There's been much Internet blather about a recent column in which I chided a newcomer to wine for writing a blog that was disrespectful of the language of wine.
In that article, he slammed those who write about it and used terms that he said were confusing. He wrote that he had heard some wine judges at a competition using some terms he'd never heard, terms he said he couldn't detect in the wines.
I wrote that wine terminology is rarely exact, but it's the closest thing we have to describing what we smell in wine. Fortunately, there is a set of widely accepted terms that almost all wine writers use.
Dr. Ann C. Noble, of the UC Davis department of enology, developed the Wine Aroma Wheel to assist wine tasters in speaking the same language when they taste.
The aroma wheel website notes, "Novice tasters often complain they &‘cannot smell anything' or can't think of a way to describe the aroma of a wine. ... Using the wheel ... will facilitate the description of the flavors you perceive."
Though few terms are exact, there are reasons we use certain ones. For instance, some people say they detect a trace of coffee in some red wines. It isn't exactly coffee; an element in some red wines can smell similar to coffee.
Coffee beans are roasted. This "smoke" aroma isn't dissimilar from the smell of oak barrels in which reds are aged. Most wine barrels are charred intentionally to give the wine a faintly smoky aroma.
As for chardonnay smelling "buttery," I've heard some tasters use the term "butyric" as a synonym. Sounds more sophisticated, but to me butyric is more the smell of rancid butter.
Riesling occasionally has a smell some Americans call kerosene, which can be off-putting. Yet most German wine lovers find this element charming and they call it "toast."
And what is it, exactly? It's the chemical TDN, a shortened form of the chemical 1,1,6-trimethyl-1,2-dihydronaphthalene.
Similarly, rotundone is a chemical discovered recently by the Australian Wine Research Institute (at great cost) that gives a wine a peppery aroma.
As you can see, the language of wine is complicated — and it gets worse when a wine has an aroma that some people love and others detest.
Some red wines smell of a wet dog or manure. I have learned to hate this aroma, which is usually caused by a yeast called brettanomyces.
Yet there are wines that are loaded with this aroma that some people have given very high ratings. In defense, proponents of such wines say they are "complex," a term they almost never define.

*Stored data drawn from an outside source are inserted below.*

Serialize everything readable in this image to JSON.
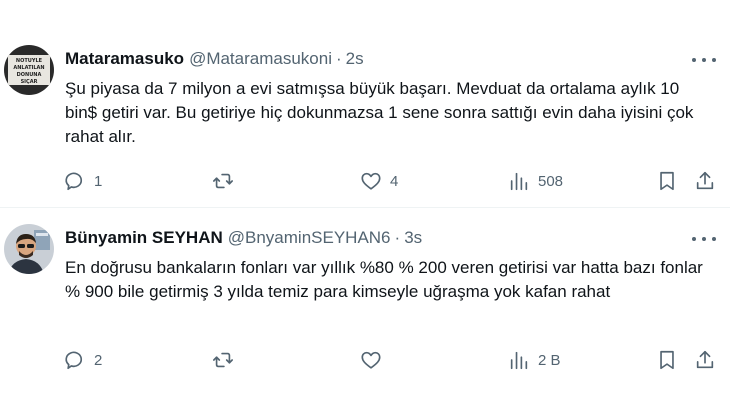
{
  "tweets": [
    {
      "name": "Mataramasuko",
      "handle": "@Mataramasukoni",
      "separator": "·",
      "time": "2s",
      "text": "Şu piyasa da 7 milyon a evi satmışsa büyük başarı. Mevduat da ortalama aylık 10 bin$ getiri var. Bu getiriye hiç dokunmazsa 1 sene sonra sattığı evin daha iyisini çok rahat alır.",
      "avatar_text": [
        "NOTUYLE",
        "ANLATILAN",
        "DONUNA",
        "SIÇAR"
      ],
      "replies": "1",
      "retweets": "",
      "likes": "4",
      "views": "508"
    },
    {
      "name": "Bünyamin SEYHAN",
      "handle": "@BnyaminSEYHAN6",
      "separator": "·",
      "time": "3s",
      "text": "En doğrusu bankaların fonları var yıllık %80 % 200 veren getirisi var hatta bazı fonlar % 900 bile getirmiş 3 yılda temiz para kimseyle uğraşma yok kafan rahat",
      "replies": "2",
      "retweets": "",
      "likes": "",
      "views": "2 B"
    }
  ],
  "colors": {
    "text": "#0f1419",
    "secondary": "#536471",
    "divider": "#eff3f4"
  }
}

Some wine terms are universally accepted, such as the delicate grassy component in many Sauvignon blancs. But there are two other cases we should consider:
- Sauvignon blancs that have no grassy smell at all, but which some people still say smell grassy. The label says the wine is sauvignon blanc so they imagine it's grassy.
- Sauvignon blancs that are called "grassy" when the wine actually has little to do with grass and more to do with weeds. Smell and taste (which are linked) make for a remarkably complex subject that often leads to technical discussions best left to scientists.
The Monell Center in Philadelphia is dedicated to learning more about how the sense of smell works. And the more we know about how certain scents relate to other scents, and to us, the better we'll be able to parse our wines.